Yo creo (y digo "creo") que puede ser cuestión de estilo. _No querría/quisiera que nadie nunca/nunca nadie se suicidara_ es todo correcto. También:_ No ... que (nunca) ... (nunca)_, es decir, también al principio o al final de la oración. A mí me parece que todas las variantes ya citadas en cuanto al orden son correctas y posibles.

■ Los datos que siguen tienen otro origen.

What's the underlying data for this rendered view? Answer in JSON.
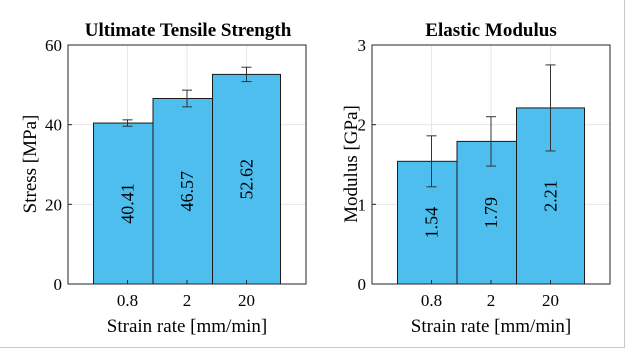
{
  "chart_data": [
    {
      "type": "bar",
      "title": "Ultimate Tensile Strength",
      "xlabel": "Strain rate [mm/min]",
      "ylabel": "Stress [MPa]",
      "categories": [
        "0.8",
        "2",
        "20"
      ],
      "values": [
        40.41,
        46.57,
        52.62
      ],
      "value_labels": [
        "40.41",
        "46.57",
        "52.62"
      ],
      "error": [
        0.8,
        2.1,
        1.8
      ],
      "ylim": [
        0,
        60
      ],
      "yticks": [
        "0",
        "20",
        "40",
        "60"
      ],
      "grid": true,
      "bar_color": "#4DBEEE"
    },
    {
      "type": "bar",
      "title": "Elastic Modulus",
      "xlabel": "Strain rate [mm/min]",
      "ylabel": "Modulus [GPa]",
      "categories": [
        "0.8",
        "2",
        "20"
      ],
      "values": [
        1.54,
        1.79,
        2.21
      ],
      "value_labels": [
        "1.54",
        "1.79",
        "2.21"
      ],
      "error": [
        0.32,
        0.31,
        0.54
      ],
      "ylim": [
        0,
        3
      ],
      "yticks": [
        "0",
        "1",
        "2",
        "3"
      ],
      "grid": true,
      "bar_color": "#4DBEEE"
    }
  ]
}
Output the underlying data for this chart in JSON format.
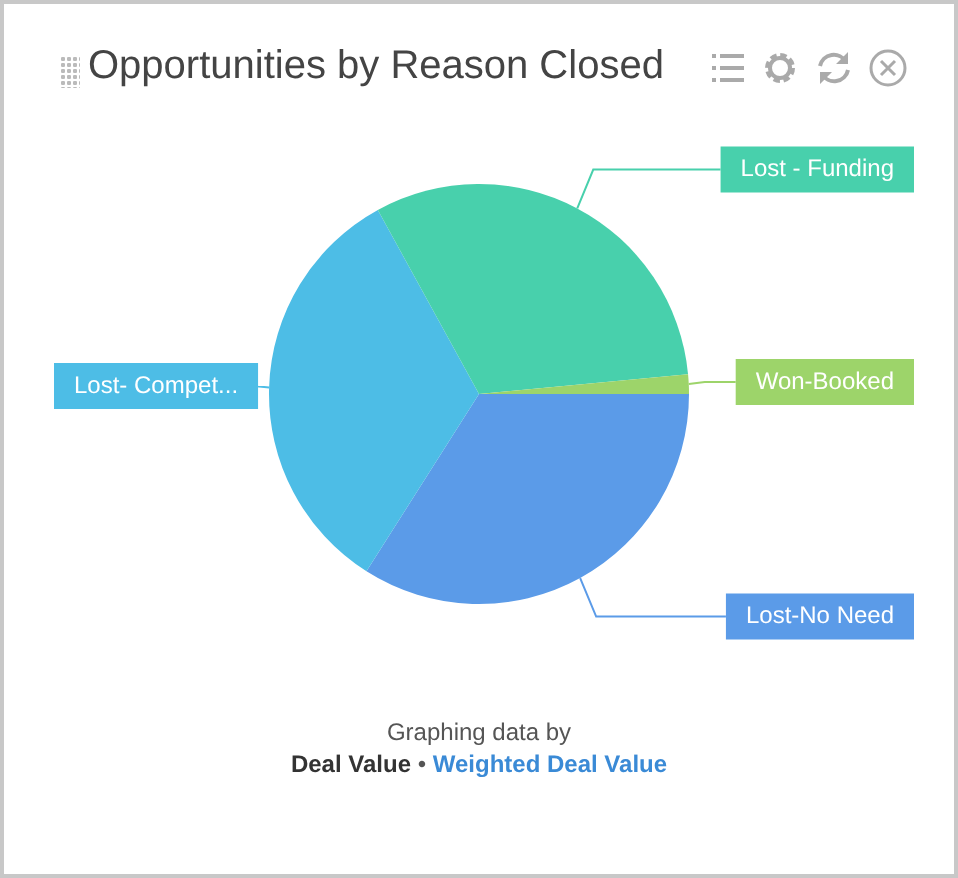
{
  "chart_data": {
    "type": "pie",
    "title": "Opportunities by Reason Closed",
    "categories": [
      "Lost-No Need",
      "Lost- Compet...",
      "Lost - Funding",
      "Won-Booked"
    ],
    "values": [
      34,
      33,
      31.5,
      1.5
    ],
    "colors": [
      "#5b9be8",
      "#4dbde6",
      "#48d0ac",
      "#9dd46a"
    ],
    "legend": false,
    "annotations": [
      "Graphing data by",
      "Deal Value",
      "•",
      "Weighted Deal Value"
    ]
  }
}
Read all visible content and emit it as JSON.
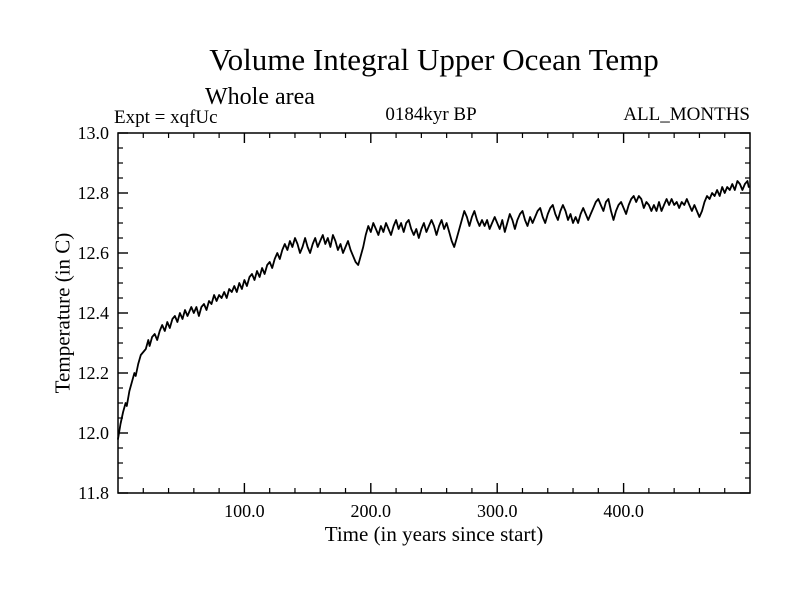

Mis preferencias serían, por ejemplo: _Ojalá que nunca nadie se suicidara_ (sí, ya sé que se me va a decir que no es exactamente igual). _Nunca querría que alguien se suicidara_. _No quisiera que (nunca) se suicidara nadie_. 

Saludos.


----------



## madafe

cbrena said:


> Me ocurre lo que a Lurrezko: no pondría ese *nunca*. Y hasta empiezo a dudar si pondría el *nadie *si pongo el *no*.
> _
> No quisiera que alguien se suicidara_.
> _No querría que alguien se suicidara.
> _
> Si utilizo el pasado ya no me surge esta duda. ¡Qué lío más tonto me estoy haciendo!
> 
> _No quise que nadie se suicidara.
> Nunca quise que alguien se suicidara._



¿Y si reformulamos la oración, te parecería válido?

*Nunca *querría que *nadie *se suicidara._

*Jamás se me cruzaría por la cabeza la idea de* anhelar el suicidio de una persona, *sin importar de qué persona se trate.*
_


----------



## blasita

madafe said:


> ¿Y si reformulamos la oración, te parecería válido?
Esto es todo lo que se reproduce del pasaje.